Frage an Christian Lindner von Stephan W. bezüglich Soziale Sicherung
Sehr geehrter Herr Lindner,
(auch) seitens der FDP sind bei Diskussionen zur sozialen Gerechtigkeit fast ausschließlich Steuern das Thema. Die sogenannten ´Sozialversicherungen´ werden praktisch ausgeblendet, obschon die mit über 360 Milliarden Euro allein an Beitragsaufkommen weit größer sind als der Bundeshaushalt.
Die Gesamtbelastung eines durchschnittlich verdienenden Arbeitnehmers lag bereits 2006 um 40% über dem OECD-Durchschnitt.
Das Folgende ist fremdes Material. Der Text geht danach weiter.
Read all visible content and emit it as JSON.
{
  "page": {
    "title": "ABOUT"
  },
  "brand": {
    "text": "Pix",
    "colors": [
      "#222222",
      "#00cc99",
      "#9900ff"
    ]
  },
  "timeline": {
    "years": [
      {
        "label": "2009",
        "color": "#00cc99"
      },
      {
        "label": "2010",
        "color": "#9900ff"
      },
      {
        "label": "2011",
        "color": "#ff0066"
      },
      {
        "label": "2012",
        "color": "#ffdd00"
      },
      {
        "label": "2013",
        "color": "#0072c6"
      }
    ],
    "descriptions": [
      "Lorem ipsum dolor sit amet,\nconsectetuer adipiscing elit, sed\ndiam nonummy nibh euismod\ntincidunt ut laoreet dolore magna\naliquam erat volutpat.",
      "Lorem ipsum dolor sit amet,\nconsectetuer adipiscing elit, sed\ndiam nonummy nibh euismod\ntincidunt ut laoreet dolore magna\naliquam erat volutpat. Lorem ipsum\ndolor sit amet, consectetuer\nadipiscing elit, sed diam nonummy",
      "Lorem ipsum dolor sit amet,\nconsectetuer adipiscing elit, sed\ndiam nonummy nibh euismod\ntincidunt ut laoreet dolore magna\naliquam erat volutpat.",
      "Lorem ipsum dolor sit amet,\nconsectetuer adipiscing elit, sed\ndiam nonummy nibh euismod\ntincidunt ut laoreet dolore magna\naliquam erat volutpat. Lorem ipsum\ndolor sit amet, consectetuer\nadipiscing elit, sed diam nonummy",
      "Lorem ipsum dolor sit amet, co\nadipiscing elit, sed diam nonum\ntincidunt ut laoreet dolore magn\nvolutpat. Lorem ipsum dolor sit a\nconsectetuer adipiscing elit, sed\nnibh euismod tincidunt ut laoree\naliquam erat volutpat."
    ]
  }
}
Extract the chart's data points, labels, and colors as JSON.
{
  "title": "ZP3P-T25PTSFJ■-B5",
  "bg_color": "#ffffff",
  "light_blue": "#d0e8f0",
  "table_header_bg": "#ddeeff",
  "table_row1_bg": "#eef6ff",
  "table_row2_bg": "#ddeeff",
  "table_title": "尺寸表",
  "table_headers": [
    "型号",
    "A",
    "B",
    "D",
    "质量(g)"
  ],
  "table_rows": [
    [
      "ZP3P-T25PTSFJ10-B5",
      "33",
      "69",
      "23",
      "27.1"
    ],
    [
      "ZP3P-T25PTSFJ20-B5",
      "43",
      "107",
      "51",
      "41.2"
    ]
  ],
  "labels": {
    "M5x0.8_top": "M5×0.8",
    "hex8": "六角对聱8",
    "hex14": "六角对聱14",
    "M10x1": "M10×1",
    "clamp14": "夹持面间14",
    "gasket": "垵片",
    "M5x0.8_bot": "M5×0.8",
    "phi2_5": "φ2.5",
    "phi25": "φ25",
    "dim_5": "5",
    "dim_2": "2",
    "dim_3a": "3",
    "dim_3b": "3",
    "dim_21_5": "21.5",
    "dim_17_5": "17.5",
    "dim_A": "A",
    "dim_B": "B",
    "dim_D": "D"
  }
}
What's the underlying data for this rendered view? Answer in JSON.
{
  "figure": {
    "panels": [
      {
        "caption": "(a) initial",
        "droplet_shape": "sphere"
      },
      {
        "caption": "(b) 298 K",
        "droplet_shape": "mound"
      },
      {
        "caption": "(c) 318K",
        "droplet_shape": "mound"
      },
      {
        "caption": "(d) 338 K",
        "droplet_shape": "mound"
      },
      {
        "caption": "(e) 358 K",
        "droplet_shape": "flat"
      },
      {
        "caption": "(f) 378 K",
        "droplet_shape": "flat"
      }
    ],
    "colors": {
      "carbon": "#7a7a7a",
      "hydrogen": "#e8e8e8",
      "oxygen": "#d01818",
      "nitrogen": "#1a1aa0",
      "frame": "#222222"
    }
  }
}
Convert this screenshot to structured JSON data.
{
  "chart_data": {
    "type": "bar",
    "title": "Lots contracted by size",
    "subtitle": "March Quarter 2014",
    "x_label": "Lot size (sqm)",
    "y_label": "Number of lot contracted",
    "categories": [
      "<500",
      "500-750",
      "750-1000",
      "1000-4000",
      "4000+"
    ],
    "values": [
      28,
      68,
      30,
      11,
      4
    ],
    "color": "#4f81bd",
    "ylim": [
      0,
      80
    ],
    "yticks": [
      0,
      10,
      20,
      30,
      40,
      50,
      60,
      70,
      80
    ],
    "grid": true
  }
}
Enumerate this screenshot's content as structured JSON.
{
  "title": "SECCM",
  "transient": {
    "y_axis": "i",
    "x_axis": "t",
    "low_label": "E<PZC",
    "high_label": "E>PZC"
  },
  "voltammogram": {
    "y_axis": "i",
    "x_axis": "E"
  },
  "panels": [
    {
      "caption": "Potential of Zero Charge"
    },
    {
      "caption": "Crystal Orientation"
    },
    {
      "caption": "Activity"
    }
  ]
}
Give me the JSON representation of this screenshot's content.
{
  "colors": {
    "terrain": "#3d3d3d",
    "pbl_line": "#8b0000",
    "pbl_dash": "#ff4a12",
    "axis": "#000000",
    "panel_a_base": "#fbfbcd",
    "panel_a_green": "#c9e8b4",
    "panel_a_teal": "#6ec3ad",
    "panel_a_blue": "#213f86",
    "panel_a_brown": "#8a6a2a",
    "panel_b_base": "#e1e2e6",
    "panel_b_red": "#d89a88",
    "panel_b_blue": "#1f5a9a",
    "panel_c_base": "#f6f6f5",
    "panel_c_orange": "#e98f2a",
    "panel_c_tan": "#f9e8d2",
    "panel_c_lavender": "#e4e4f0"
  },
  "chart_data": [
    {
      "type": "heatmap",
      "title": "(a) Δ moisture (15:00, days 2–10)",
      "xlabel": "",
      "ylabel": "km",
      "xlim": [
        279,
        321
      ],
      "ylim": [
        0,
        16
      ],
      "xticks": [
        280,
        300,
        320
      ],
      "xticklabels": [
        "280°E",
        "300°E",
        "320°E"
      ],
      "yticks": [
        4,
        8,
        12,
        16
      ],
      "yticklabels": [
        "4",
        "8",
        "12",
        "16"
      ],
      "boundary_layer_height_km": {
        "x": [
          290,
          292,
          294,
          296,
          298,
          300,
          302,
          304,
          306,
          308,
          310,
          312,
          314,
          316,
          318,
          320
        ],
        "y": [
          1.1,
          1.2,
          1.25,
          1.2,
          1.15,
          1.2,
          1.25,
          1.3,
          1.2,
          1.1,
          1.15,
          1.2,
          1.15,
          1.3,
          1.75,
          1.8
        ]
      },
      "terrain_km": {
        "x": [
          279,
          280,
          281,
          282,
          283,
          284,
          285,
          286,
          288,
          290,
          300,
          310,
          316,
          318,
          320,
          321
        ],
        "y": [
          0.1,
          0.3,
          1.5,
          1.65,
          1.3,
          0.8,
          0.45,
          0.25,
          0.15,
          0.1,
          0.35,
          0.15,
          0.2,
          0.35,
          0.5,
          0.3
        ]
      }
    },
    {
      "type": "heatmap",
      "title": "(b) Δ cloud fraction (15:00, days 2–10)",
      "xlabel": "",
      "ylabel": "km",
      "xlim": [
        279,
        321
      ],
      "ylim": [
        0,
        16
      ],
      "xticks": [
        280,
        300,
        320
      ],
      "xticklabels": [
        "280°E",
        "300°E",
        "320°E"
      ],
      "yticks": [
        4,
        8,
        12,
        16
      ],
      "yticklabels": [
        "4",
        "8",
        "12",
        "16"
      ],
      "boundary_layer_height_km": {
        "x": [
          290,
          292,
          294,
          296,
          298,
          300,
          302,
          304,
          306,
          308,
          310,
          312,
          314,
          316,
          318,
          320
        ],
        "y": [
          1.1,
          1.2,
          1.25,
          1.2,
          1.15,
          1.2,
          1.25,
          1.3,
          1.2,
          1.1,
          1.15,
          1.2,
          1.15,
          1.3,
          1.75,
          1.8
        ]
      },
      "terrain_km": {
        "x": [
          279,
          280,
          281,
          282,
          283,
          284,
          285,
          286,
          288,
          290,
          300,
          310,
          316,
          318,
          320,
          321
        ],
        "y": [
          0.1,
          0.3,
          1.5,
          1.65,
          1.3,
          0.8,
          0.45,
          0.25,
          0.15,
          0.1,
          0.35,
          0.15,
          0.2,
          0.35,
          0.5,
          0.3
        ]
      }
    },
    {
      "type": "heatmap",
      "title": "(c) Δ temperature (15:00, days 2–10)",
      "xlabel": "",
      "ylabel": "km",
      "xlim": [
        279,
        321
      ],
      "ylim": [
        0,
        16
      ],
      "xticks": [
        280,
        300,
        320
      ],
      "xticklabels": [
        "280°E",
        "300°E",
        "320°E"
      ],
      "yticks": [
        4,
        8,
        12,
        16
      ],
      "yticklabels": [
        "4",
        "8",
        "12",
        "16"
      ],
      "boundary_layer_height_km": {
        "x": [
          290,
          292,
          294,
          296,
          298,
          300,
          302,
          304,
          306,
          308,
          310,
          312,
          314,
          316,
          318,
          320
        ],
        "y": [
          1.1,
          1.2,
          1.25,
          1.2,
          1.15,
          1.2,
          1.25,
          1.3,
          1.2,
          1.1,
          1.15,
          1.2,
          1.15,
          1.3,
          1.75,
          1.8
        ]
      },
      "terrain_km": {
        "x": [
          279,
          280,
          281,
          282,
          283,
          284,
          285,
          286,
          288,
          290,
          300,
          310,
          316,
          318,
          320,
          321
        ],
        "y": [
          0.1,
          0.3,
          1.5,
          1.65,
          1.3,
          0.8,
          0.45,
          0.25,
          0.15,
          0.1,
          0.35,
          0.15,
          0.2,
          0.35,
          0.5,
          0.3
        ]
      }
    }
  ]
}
Und es wird immer schlimmer. Ein Beispiel: was bleibt von Gehaltserhöhungen? Wenn ein Arbeitgeber für einen Single mit ca. 3.100 Brutto 120€ mehr investieren kann, gehen 40% SV-Beiträge weg und damit mehr als Steuern (38€) darauf. Angesichts solcher Zahlen ist es inakzeptabel, die Fehlentwicklungen in den SV-Systemen weitgehend (mit Ausnahme der Gesundheitspauschale) zu ignorieren und allein auf die Steuern abzustellen..
Die FDP hat zusammen mit der Union nach der Wiedervereinigung maßgeblich für diese Schieflage gesorgt, indem vorwiegend den Sozialversicherungen vereinigungsbedingte Sonderlasten aufgebürdet wurden, statt sie fair und gerecht aus dem Steuersystem zu leisten. Diese Kosten gehen schließlich alle Bürger etwas an, nicht nur die Arbeitnehmer. Die rotgrüne und die große Koalition danach haben die vorgefundene Schieflage dann noch vergrößert.
Es sollte dieser Fehler eingestanden und korrigiert und gerade von der FDP dafür gekämpft werden, aus allen Sozialversicherungen die Zweckentfremdungen und versicherungsfremden Leistungen ins Steuersystem auszugliedern, alle Sozialversicherungsbeiträge sofort und vollständig steuerlich absetzbar zu machen. Und Beamte, Selbstständige, Unternehmen und Politiker endlich fair an der Finanzierung gesamtgesellschaftlicher Aufgaben zu beteiligen.
Warum ignoriert die FDP dieses Themenfeld? 28 Millionen Beitragszahler für die SV sind viele potentielle Wähler.
Quellen: eigene Erfahrung, Lektüre, u.a. Melkvieh Mittelschicht - Wie die Politik die Bürger plündert (ISBN 978-3-86881-022-6)
Sehr geehrter Herr Wunsch,
ich teile Ihre Einschätzung. Insbesondere bei kleinen und mittleren Einkommen sind die Sozialabgaben zu hoch. Als FDP können wir uns daher vorstellen, die Sozialabgaben progressiv ansteigen zu lassen – wie bei Midi-Jobs. Vor allem bei Einkommen unter 1.000 Euro würde dies nach meiner Auffassung Sinn machen. Für Details wenden Sie sich jedoch bitte an meinen Kollegen Dr. Heinrich Kolb MdB. Er ist der Sozialpolitische Sprecher der FDP-Bundestagsfraktion und für dieses Thema der richtige Ansprechpartner.